In 1943, Hayman joined the United States Navy, but stayed in the US training with the Navy to become a dentist until 1946, when he went to Paris and Mexico City, before returning to work at the Waldorf-Astoria.

==Career==
===Beverly Hilton===
By the 1960s, Hayman was the manager of the Beverly Hilton hotel. This was where he met Gale, who was working there as a cocktail waitress, and was also a divorcee. She was arrested for working underage; Hayman provided bail and they married a year later. He was sixteen years older than her.

===Giorgio Beverly Hills===
Giorgio Beverly Hills was founded by Hayman and George Grant, who opened their women's fashion boutique in 1961 at 273 Rodeo Drive (at the junction with Dayton Way), which was then a very ordinary street. Gucci, Tiffany, and others established Rodeo Drive stores appeared in the mid-1970s. The name was derived from Grant's first name. Hayman recognised the potential of the site, as it was close to The Beverly Hilton hotel, where he had been working. The store used a signature yellow-and-white striped awning, which came to symbolise a Beverly Hills lifestyle. Hayman bought out Grant in 1962. The store had a reading room, pool table and oak bar, so that men could amuse themselves while the women shopped.

Customers included Natalie Wood, Princess Grace, Ronald Reagan, Nancy Reagan, Diana Ross, Charlton Heston, and Elizabeth Taylor.

In 1979, it was determined that there should be a signature fragrance and two years later in November 1981, Giorgio was launched. In 1987, the fragrance business and the Giorgio Beverly Hills brand were sold to Avon for $165 million.

===Fred Hayman Beverly Hills===
Following the sale of the Giorgio Beverly Hills brand, the store's name was changed to Fred Hayman Beverly Hills.

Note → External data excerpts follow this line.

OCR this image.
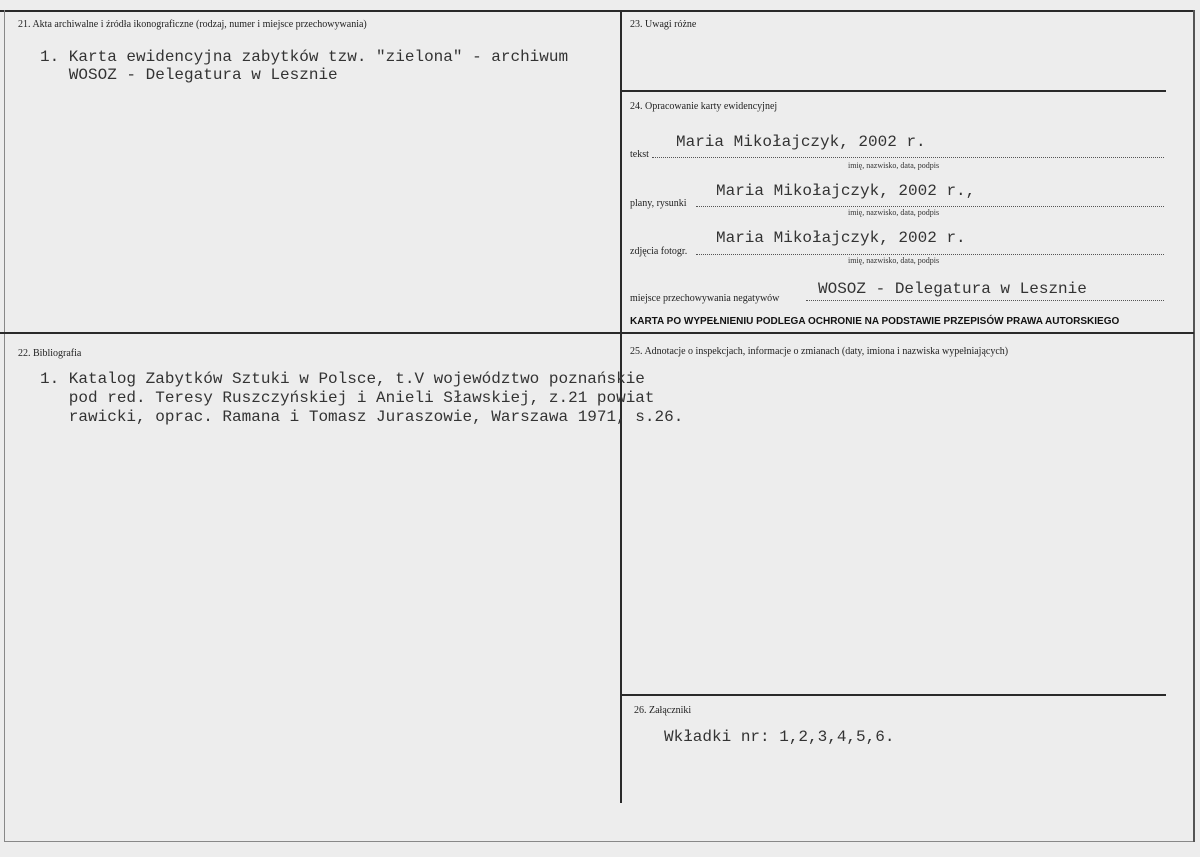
21. Akta archiwalne i źródła ikonograficzne (rodzaj, numer i miejsce przechowywania)
1. Karta ewidencyjna zabytków tzw. "zielona" - archiwum
WOSOZ - Delegatura w Lesznie
22. Bibliografia
1. Katalog Zabytków Sztuki w Polsce, t.V województwo poznańskie
pod red. Teresy Ruszczyńskiej i Anieli Sławskiej, z.21 powiat
rawicki, oprac. Ramana i Tomasz Juraszowie, Warszawa 1971, s.26.
23. Uwagi różne
24. Opracowanie karty ewidencyjnej
Maria Mikołajczyk, 2002 r.
tekst
imię, nazwisko, data, podpis
Maria Mikołajczyk, 2002 r.,
plany, rysunki
imię, nazwisko, data, podpis
Maria Mikołajczyk, 2002 r.
zdjęcia fotogr.
imię, nazwisko, data, podpis
WOSOZ - Delegatura w Lesznie
miejsce przechowywania negatywów
KARTA PO WYPEŁNIENIU PODLEGA OCHRONIE NA PODSTAWIE PRZEPISÓW PRAWA AUTORSKIEGO
25. Adnotacje o inspekcjach, informacje o zmianach (daty, imiona i nazwiska wypełniających)
26. Załączniki
Wkładki nr: 1,2,3,4,5,6.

Hayman owned an office building on Canon Drive, next to the restaurant Spago, which has his name on the top in a distinctive red script against a background of his signature yellow.

===Honors===

Hayman's plaque on the Walk of Style

In 2011, Hayman was honored with a plaque on the Rodeo Drive Walk of Style. Also in 2011, Rose Apodaca published a biography of Hayman, Fred Hayman—The Extraordinary Difference.

==Philanthropy==
Hayman has donated to the Beverly Hills 9/11 Memorial Garden. Together with his wife, he has donated to the Maple Counseling Center in Beverly Hills.

==Personal life==
Hayman married four times, three of which ended in divorce. The first wife was Thelma Bertrand. He married Dr. Barbara Sziraki in 1957. Barbara Hayman is the mother of his three children; Charles Edward Hayman who resides in Jerusalem with his wife Diane and four children, Robert Gabriel Hayman who resides in Malibu with his wife Denise and their two children, and Nicole Hayman who resides in St. Charles, Missouri with her four children.
Hayman's third wife was Gale Gardner, whom he married in 1966, and met whilst they were both working at the Beverly Hilton. They separated after thirteen years but remained friends. In 1996, Hayman married Betty at his estate in Malibu. He had three children.

Hayman's first three marriages ended in divorce. He was survived by his wife, Betty Endo; two sons, Charles and Robert; a daughter, Nicole Hayman; and 10 grandchildren.

==Death==
Hayman died at his home in Malibu, California in 2016 at the age of 90.